Have traffic deaths increased drastically with higher speed limits? That’s what a new study would like you to believe with its incredible-sounding conclusions: 12,545 deaths are attributable to higher speed limits! Sounds like lowering speed limits would save lives, right? Wrong. The study looked at the years 1995-2005, and didn’t look at any recent data. So what does the recent data show? Contrary to what the first study would have you believe, traffic deaths are at their lowest levels since the early 1960s. Lower speeds would save more lives, but so would not driving at all. Click through for more analysis.
Why are we confident that one is more correct than the other? Well, the current statistics that show a reduction in traffic deaths are from the National Highway Traffic Safety Administration, not historically a friend of higher speed limits.
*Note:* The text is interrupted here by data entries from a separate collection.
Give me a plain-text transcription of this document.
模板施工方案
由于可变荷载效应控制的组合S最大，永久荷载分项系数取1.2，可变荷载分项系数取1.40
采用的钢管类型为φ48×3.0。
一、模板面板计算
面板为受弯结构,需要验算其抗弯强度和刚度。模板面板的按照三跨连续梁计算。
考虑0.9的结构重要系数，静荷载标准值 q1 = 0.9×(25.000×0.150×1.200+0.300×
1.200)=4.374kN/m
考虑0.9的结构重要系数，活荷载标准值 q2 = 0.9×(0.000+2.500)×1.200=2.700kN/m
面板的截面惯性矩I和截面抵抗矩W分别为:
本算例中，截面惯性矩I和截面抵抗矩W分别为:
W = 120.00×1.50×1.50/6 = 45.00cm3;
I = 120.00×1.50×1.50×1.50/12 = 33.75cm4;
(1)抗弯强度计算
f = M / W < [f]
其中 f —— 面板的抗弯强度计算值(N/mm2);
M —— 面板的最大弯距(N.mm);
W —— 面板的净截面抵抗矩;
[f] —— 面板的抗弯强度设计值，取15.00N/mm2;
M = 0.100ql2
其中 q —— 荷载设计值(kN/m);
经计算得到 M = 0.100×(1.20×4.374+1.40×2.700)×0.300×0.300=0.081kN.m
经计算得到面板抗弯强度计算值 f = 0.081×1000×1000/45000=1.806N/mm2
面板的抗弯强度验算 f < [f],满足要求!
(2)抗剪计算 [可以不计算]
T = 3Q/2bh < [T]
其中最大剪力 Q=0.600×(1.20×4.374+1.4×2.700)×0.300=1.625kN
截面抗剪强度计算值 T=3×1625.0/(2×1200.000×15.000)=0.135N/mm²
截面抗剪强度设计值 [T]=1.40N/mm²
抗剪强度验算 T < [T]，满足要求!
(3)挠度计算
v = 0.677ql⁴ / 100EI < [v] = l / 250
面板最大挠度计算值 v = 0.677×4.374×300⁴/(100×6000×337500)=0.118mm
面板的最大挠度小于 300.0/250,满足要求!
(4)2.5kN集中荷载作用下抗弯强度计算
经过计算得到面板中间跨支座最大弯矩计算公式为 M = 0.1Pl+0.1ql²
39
Who released the other study? The School of Public Health at the University of Illinois, who are smart and well-intentioned people who sought to prove the narrow point that reduced speeds statistically lead to fewer deaths. That is true, but reflects a reality on paper, not actual current conditions. Their conclusions were based on old data, and showed a trend that is contradicted by the current data.
The bottom line? The study reads like a drastic call to reduce speeds to save lives, but increasing vehicle safety due to better safety equipment since 2005 and other current trends mean the old study is obsolete. The US is on track to have less than 30,000 traffic fatalities this year … still a huge number, but way down from the 37,261 who died last year … and that was the lowest fatality rate since 1961. Not sure who to believe? Read both articles and draw your own conclusions. And drive safely!